Other antidepressants:
Newer antidepressants have been used to treat depression in CFS patients, although non-depressed CFS patients receiving treatment with serotonin reuptake inhibitors have been found by some health care providers to benefit from this treatment as well or better than depressed patients. Examples of antidepressants used to treat patients with CFS include serotonin reuptake inhibitors, such as fluoxetine (Prozac), sertraline (Zoloft), and paroxetine (Paxil); venlafaxine (Effexor); trazodone (Desyrel); and bupropion (Wellbutrin). A number of adverse reactions, varying with the specific drug, may be experienced, but include agitation, sleep disturbances, and increased fatigue.
Anxiolytic agents:
Anxiolytic agents may be used to treat symptoms of anxiety in CFS patients. Examples include alprazolam (Xanax) and lorazepam (Ativan). Clonazepam (Klonopin) is another member of this family of drugs that is used to control exaggerated nervous systems problems such as vertigo, burning or exaggerated tenderness in the skin, and “nervous” limb movements, may also be useful. However, they should not be used in the general treatment of CFS. Common adverse reactions include sedation, amnesia, and symptoms accompanying acute withdrawal (insomnia, abdominal and muscle cramps, vomiting, sweating, tremors, and convulsions).
Stimulants:
Fatigue by itself is not a good indication for symptomatic therapy. However, if the fatigue represents lethargy or daytime sleepiness, treatment may be indicated. Trials of a wakefulness agent, modofanil (Provigil), have been completed, but the results have not yet been published. In a small group of patients with excessive sleepiness, the drug decreased symptoms compared with placebo. This drug is currently indicated only with the diagnoses of narcolepsy and excess daytime sleepiness when identified by the proper sleep studies.
Antimicrobials:
An infectious cause for CFS has not been identified, and antibiotics, antivirals, and antifungal agents should not be prescribed for treatment of CFS, unless the patient has been diagnosed with a concurrent infection. A controlled trial of the antiviral drug acyclovir found no benefit for the treatment of patients with CFS. Indiscriminant use of antimicrobials can have a myriad of adverse effects, including increasing the risk for resistant organisms.
Anti-allergy therapy:
Some CFS patients have histories of allergy, and these symptoms may flare periodically. Non-sedating antihistamines may be helpful for CFS patients with allergies. Examples include desloratadine (Clarinex), fexofenadine (Allegra), and ceterizine (Zyrtec). However, anti-allergy therapy has no efficacy in the treatment of CFS itself. Some of the more common adverse reactions associated with use of these medications include drowsiness, fatigue, and headache. Sedating antihistamines such as benadryl can also be of benefit to patients at bedtime. The tricyclic antidepressants mentioned above also have potent antihistamine effects.
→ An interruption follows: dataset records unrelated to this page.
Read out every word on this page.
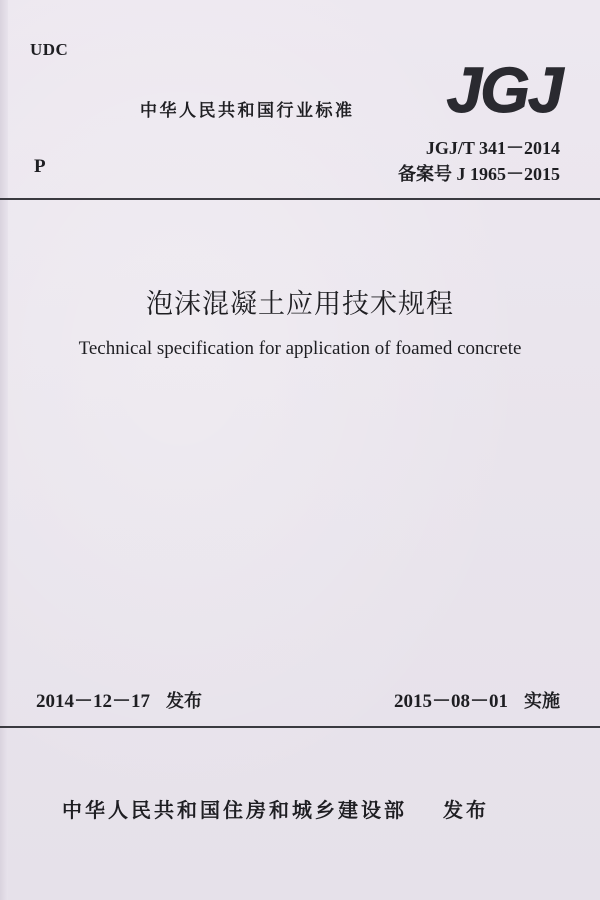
UDC
中华人民共和国行业标准 JGJ
JGJ/T 341－2014
P	备案号 J 1965－2015
泡沫混凝土应用技术规程
Technical specification for application of foamed concrete
2014－12－17 发布	2015－08－01 实施
中华人民共和国住房和城乡建设部 发布
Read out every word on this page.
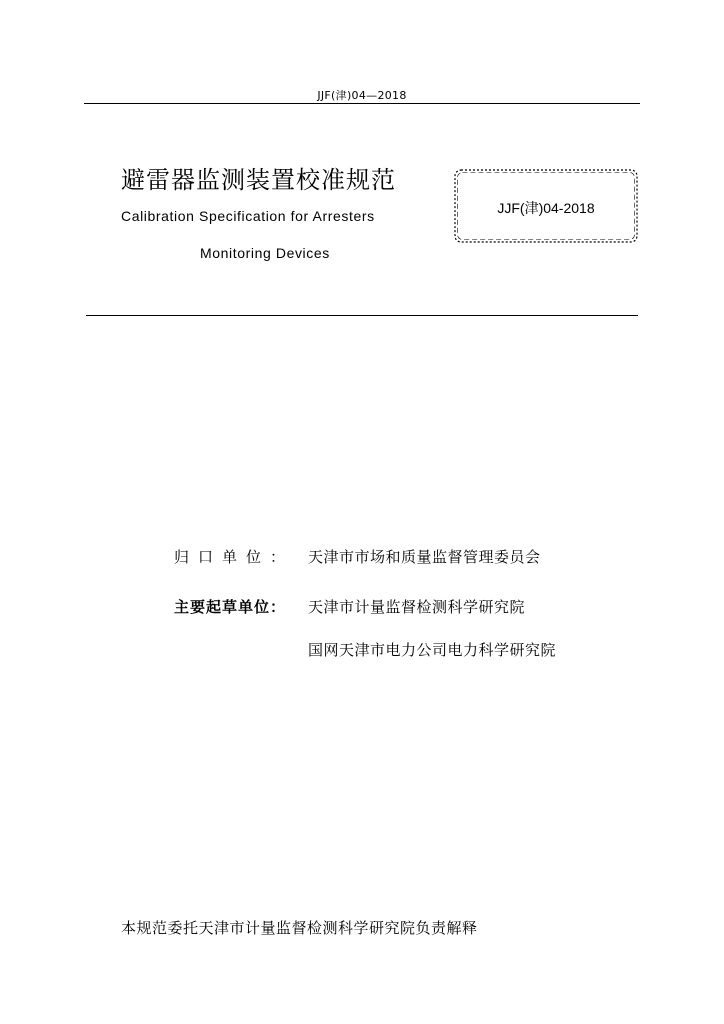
JJF(津)04—2018
避雷器监测装置校准规范
Calibration Specification for Arresters
Monitoring Devices
JJF(津)04-2018
归口单位： 天津市市场和质量监督管理委员会
主要起草单位： 天津市计量监督检测科学研究院
国网天津市电力公司电力科学研究院
本规范委托天津市计量监督检测科学研究院负责解释
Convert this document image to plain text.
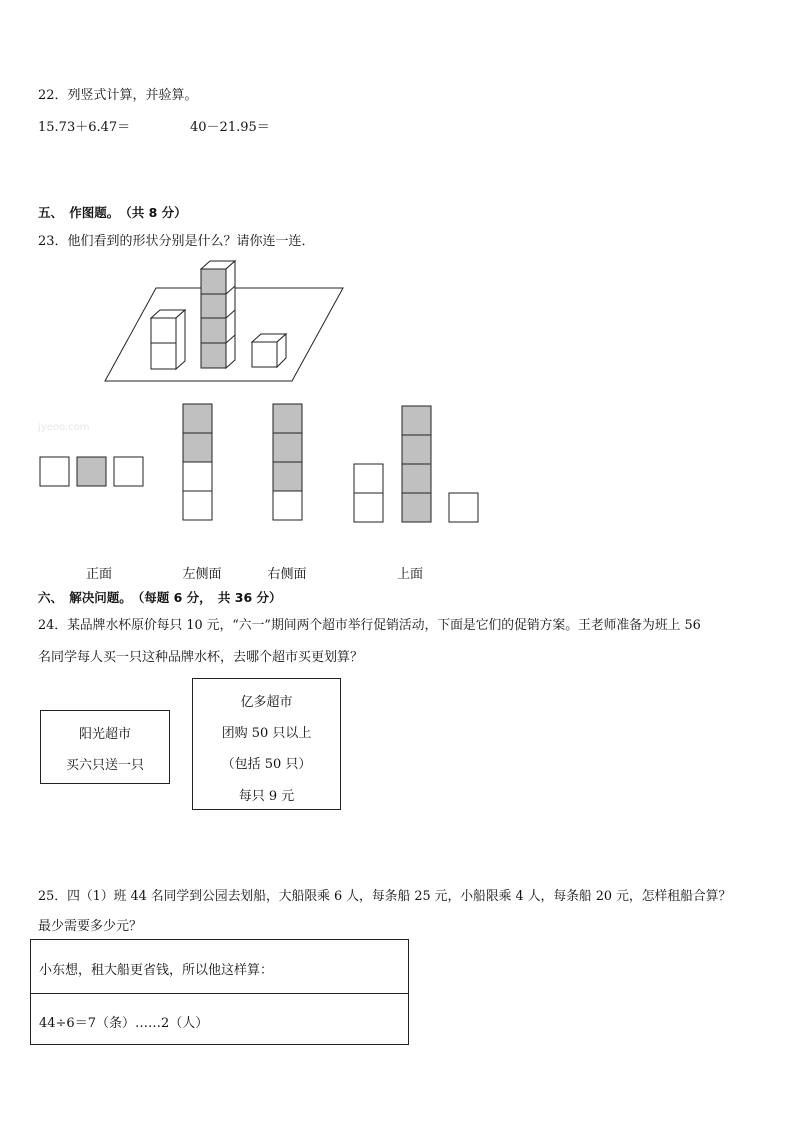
22．列竖式计算，并验算。
15.73＋6.47＝	40－21.95＝
五、　作图题。　（共 8 分）
23．他们看到的形状分别是什么？请你连一连．
jyeoo.com
正面	左侧面	右侧面	上面
六、　解决问题。　（每题 6 分，　共 36 分）
24．某品牌水杯原价每只 10 元，“六一”期间两个超市举行促销活动，下面是它们的促销方案。王老师准备为班上 56
名同学每人买一只这种品牌水杯，去哪个超市买更划算？
阳光超市
买六只送一只
亿多超市
团购 50 只以上
（包括 50 只）
每只 9 元
25．四（1）班 44 名同学到公园去划船，大船限乘 6 人，每条船 25 元，小船限乘 4 人，每条船 20 元，怎样租船合算？
最少需要多少元？
小东想，租大船更省钱，所以他这样算：
44÷6＝7（条）……2（人）
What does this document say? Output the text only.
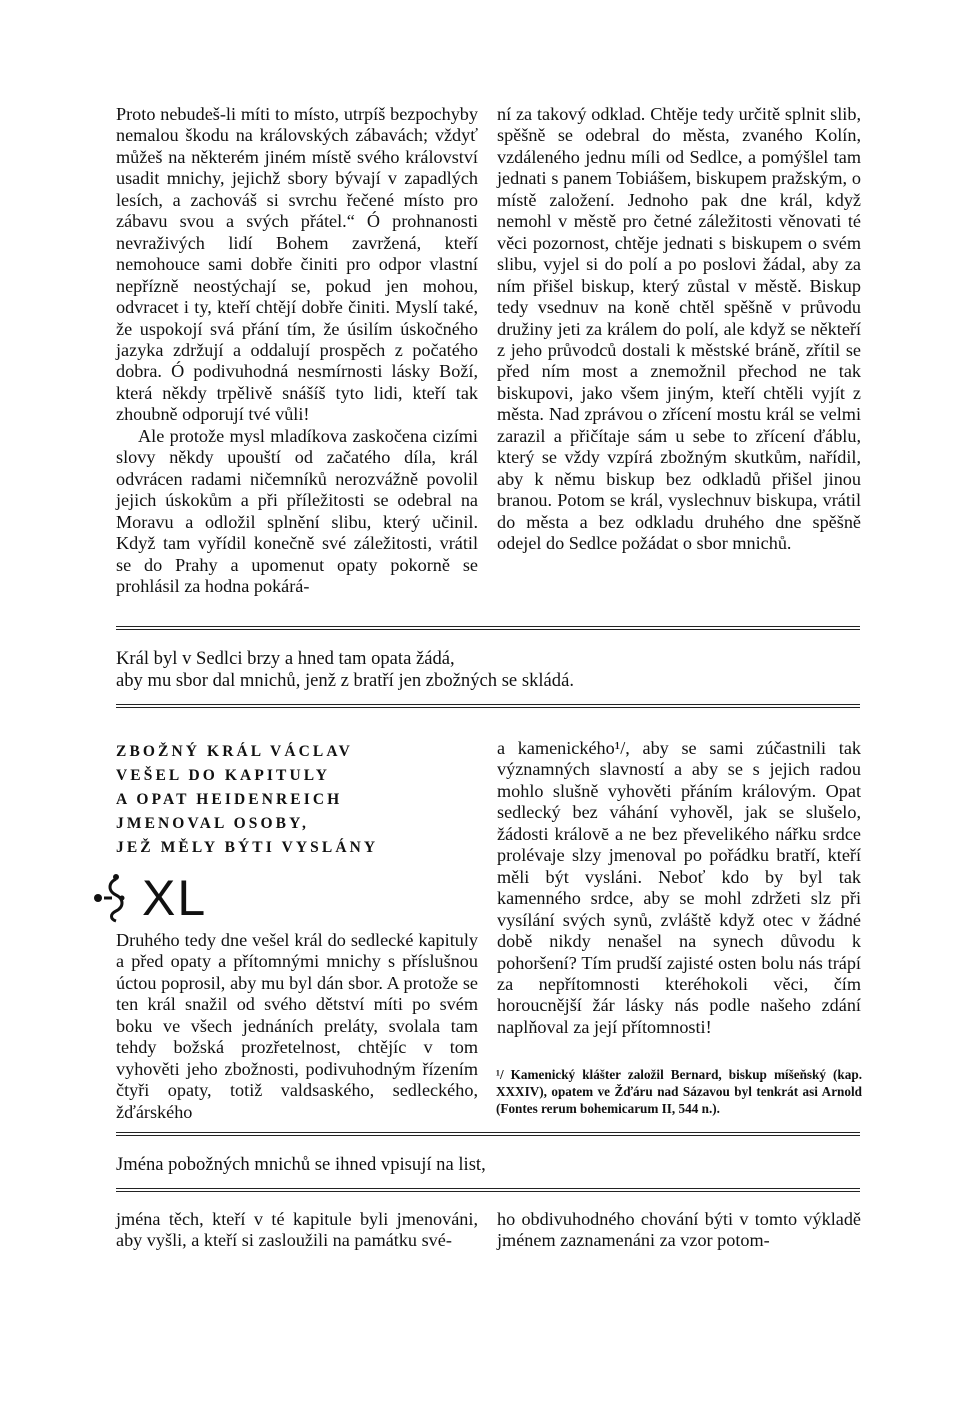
Proto nebudeš-li míti to místo, utrpíš bezpochyby nemalou škodu na královských zábavách; vždyť můžeš na některém jiném místě svého království usadit mnichy, jejichž sbory bývají v zapadlých lesích, a zachováš si svrchu řečené místo pro zábavu svou a svých přátel.“ Ó prohnanosti nevraživých lidí Bohem zavržená, kteří nemohouce sami dobře činiti pro odpor vlastní nepřízně neostýchají se, pokud jen mohou, odvracet i ty, kteří chtějí dobře činiti. Myslí také, že uspokojí svá přání tím, že úsilím úskočného jazyka zdržují a oddalují prospěch z počatého dobra. Ó podivuhodná nesmírnosti lásky Boží, která někdy trpělivě snášíš tyto lidi, kteří tak zhoubně odporují tvé vůli!

Ale protože mysl mladíkova zaskočena cizími slovy někdy upouští od začatého díla, král odvrácen radami ničemníků nerozvážně povolil jejich úskokům a při příležitosti se odebral na Moravu a odložil splnění slibu, který učinil. Když tam vyřídil konečně své záležitosti, vrátil se do Prahy a upomenut opaty pokorně se prohlásil za hodna pokárá-

ní za takový odklad. Chtěje tedy určitě splnit slib, spěšně se odebral do města, zvaného Kolín, vzdáleného jednu míli od Sedlce, a pomýšlel tam jednati s panem Tobiášem, biskupem pražským, o místě založení. Jednoho pak dne král, když nemohl v městě pro četné záležitosti věnovati té věci pozornost, chtěje jednati s biskupem o svém slibu, vyjel si do polí a po poslovi žádal, aby za ním přišel biskup, který zůstal v městě. Biskup tedy vsednuv na koně chtěl spěšně v průvodu družiny jeti za králem do polí, ale když se někteří z jeho průvodců dostali k městské bráně, zřítil se před ním most a znemožnil přechod ne tak biskupovi, jako všem jiným, kteří chtěli vyjít z města. Nad zprávou o zřícení mostu král se velmi zarazil a přičítaje sám u sebe to zřícení ďáblu, který se vždy vzpírá zbožným skutkům, nařídil, aby k němu biskup bez odkladů přišel jinou branou. Potom se král, vyslechnuv biskupa, vrátil do města a bez odkladu druhého dne spěšně odejel do Sedlce požádat o sbor mnichů.

Král byl v Sedlci brzy a hned tam opata žádá,
aby mu sbor dal mnichů, jenž z bratří jen zbožných se skládá.
ZBOŽNÝ KRÁL VÁCLAV
VEŠEL DO KAPITULY
A OPAT HEIDENREICH
JMENOVAL OSOBY,
JEŽ MĚLY BÝTI VYSLÁNY
XL

Druhého tedy dne vešel král do sedlecké kapituly a před opaty a přítomnými mnichy s příslušnou úctou poprosil, aby mu byl dán sbor. A protože se ten král snažil od svého dětství míti po svém boku ve všech jednáních preláty, svolala tam tehdy božská prozřetelnost, chtějíc v tom vyhověti jeho zbožnosti, podivuhodným řízením čtyři opaty, totiž valdsaského, sedleckého, žďárského

a kamenického¹/, aby se sami zúčastnili tak významných slavností a aby se s jejich radou mohlo slušně vyhověti přáním královým. Opat sedlecký bez váhání vyhověl, jak se slušelo, žádosti královĕ a ne bez převelikého nářku srdce prolévaje slzy jmenoval po pořádku bratří, kteří měli být vysláni. Neboť kdo by byl tak kamenného srdce, aby se mohl zdržeti slz při vysílání svých synů, zvláště když otec v žádné době nikdy nenašel na synech důvodu k pohoršení? Tím prudší zajisté osten bolu nás trápí za nepřítomnosti kteréhokoli věci, čím horoucnější žár lásky nás podle našeho zdání naplňoval za její přítomnosti!

¹/ Kamenický klášter založil Bernard, biskup míšeňský (kap. XXXIV), opatem ve Žďáru nad Sázavou byl tenkrát asi Arnold (Fontes rerum bohemicarum II, 544 n.).
Jména pobožných mnichů se ihned vpisují na list,

jména těch, kteří v té kapitule byli jmenováni, aby vyšli, a kteří si zasloužili na památku své-

ho obdivuhodného chování býti v tomto výkladě jménem zaznamenáni za vzor potom-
Antihypotensive/antitachycardia therapy:
CFS does not respond to treatment with antihypotensive or antitachycardic drugs and general use of such medications may be harmful. However, such medications may be useful in specific circumstances. For example, fludrocortisone (Florinef) has been prescribed for CFS patients who have had a positive tilt table test. However controlled studies have not found Florinef alone effective in the general treatment of CFS patients. Beta blockers such as atenolol (Tenormin) have also been prescribed for patients with orthostatic hypotension. Midodrine (Proamatine), an agent that directly increases blood pressure, may be useful in selected patients identified by an abnormal tilt test. Increased salt and water intake is also recommended for these patients but should be done only under supervision of a health care provider. Adverse reactions include elevated blood pressure and fluid retention.